Budget must show wealthy elite are not untouchable

 

INSIDE POLITICS:The reaction to next Wednesday’s budget will inevitably be dominated by howls of outrage from those who feel most affected by the measures. Just to make things even more difficult for the Government they will be amplified to maximum decibel level by the media.

Some of the complaints will be justified and some will be exaggerated out of all proportion, but whatever the scale of the rumpus, it should not blind people to the fact that the country is now very close to getting out of the hole it dug for itself in the Celtic Tiger years. If Michael Noonan meets his targets for 2013, then 85 per cent of the painful measures required since 2008 to save the State from bankruptcy will have been implemented. Getting to the finishing line will not be easy, but the end is now in sight as long as the Government keeps its nerve.

What is steadily coming into clearer focus is that the prophets of doom who attracted such enormous publicity throughout the crisis by urging suicidal options like debt default and exit from the euro have been proved wrong.

The current wrangling in the US courts over Argentina’s debt default in 2001 is proof, if any were needed, that defaulting on our debts would have put this country on the road to perdition.

Whatever its limitations, the Irish political system, with a little help from its friends in the troika, has managed to chart a way out of the terrible mess it got itself into. The pain is not over yet but by 2015 the State’s finances should be back on a sustainable basis.

The budget will contain a list of things that many will find unpalatable. A comprehensive property tax, higher income tax, more stringent conditions for social welfare payments and a cutback in the many entitlements available to pensioners will affect almost every person in the country.

Former taoiseach John Bruton, in an interesting blog during the week, attempted to give some context to the “austerity” policies that have seen Irish people suffer a fall in incomes through pay cuts and tax increases and a big reduction in the value of their assets.

He pointed out that while real gross national product is now back to the 2004 level, it is still 90 per cent higher than it was in 1997, and while consumer spending is back to its 2006 level, it is still 80 per cent higher than it was in 1997.

Adjusting ourselves to living on the level of income we had six or seven years ago is not easy, but even when the adjustment has been made we will still be among the wealthiest countries in the world with some of the highest paid public servants and relatively generous welfare payments.

Those who are now loudly demanding that we should get the same kind of writedown of our debts as Greece should compare our living standards, public service pay rates and welfare rates with those of our unfortunate EU partners on the other side of the continent. If things go well for Greece it will probably be where we are now in about 10 years’ time.

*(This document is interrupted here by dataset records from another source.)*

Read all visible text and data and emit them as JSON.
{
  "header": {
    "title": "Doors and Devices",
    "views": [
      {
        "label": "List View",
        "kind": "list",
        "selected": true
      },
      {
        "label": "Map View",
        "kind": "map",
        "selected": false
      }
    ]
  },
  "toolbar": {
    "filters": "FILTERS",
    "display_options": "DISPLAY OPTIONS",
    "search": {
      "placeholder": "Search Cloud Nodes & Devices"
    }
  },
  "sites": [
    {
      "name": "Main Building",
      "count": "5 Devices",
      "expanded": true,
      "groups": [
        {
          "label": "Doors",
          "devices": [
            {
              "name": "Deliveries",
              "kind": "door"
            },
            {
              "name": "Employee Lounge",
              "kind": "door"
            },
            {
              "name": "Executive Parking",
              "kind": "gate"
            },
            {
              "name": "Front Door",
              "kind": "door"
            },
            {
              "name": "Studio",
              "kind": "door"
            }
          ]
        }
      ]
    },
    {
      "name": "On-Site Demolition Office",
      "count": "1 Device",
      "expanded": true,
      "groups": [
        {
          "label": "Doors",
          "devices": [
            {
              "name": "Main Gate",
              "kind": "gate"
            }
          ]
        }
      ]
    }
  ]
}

It should also be borne in mind that, whatever some interest groups and political activists try to maintain, the Irish State has managed better than any other in the EU to protect the most vulnerable sectors in society from the worst hardship during its huge fiscal correction, which has already amounted to €23 billion.

One thing this Government and its predecessor have failed to do is to come up with some symbolic measures to show the ordinary suffering citizen that those at the very top, particularly those with a direct hand in causing the crisis, are taking an equally severe hit.

True, our politicians, particularly the Taoiseach and his Ministers, have imposed substantial salary cuts on themselves, and senior public servants have also taken a bigger hit than the rest of the public service.

The problem is that these cuts have come in dribs and drabs and most members of the public are hardly aware of them. Some grand gesture is required to show that the Government understands the public hunger for some kind of catharsis.

One of the things that infuriates many people is the fact that a handful of top bankers who played such a large part in ruining the economy have been allowed to walk away with enormous pensions from what are mostly now State-owned institutions.

Legally it is not possible to single out any group of people for individual tax treatment but there is a strong mood on the Government benches in favour of a surtax on all pensions of more than €100,000 to catch the big fish who seem to have slipped the net.

Of course such pensioners already pay an effective income tax rate of over 50 per cent, but some kind of higher surtax is both justified and politically necessary if the budget is to get wide acceptance.

The Revenue Commissioners are always reluctant to introduce narrowly focused measures that may not bring in a lot of tax revenue, and Noonan may also be reluctant to go down that road for fear of a legal challenge.

Nonetheless, there is a political imperative to take action of some kind to demonstrate to the public that the wealthy elite in our society are not untouchable and will not be allowed to escape hardship when everybody else is suffering.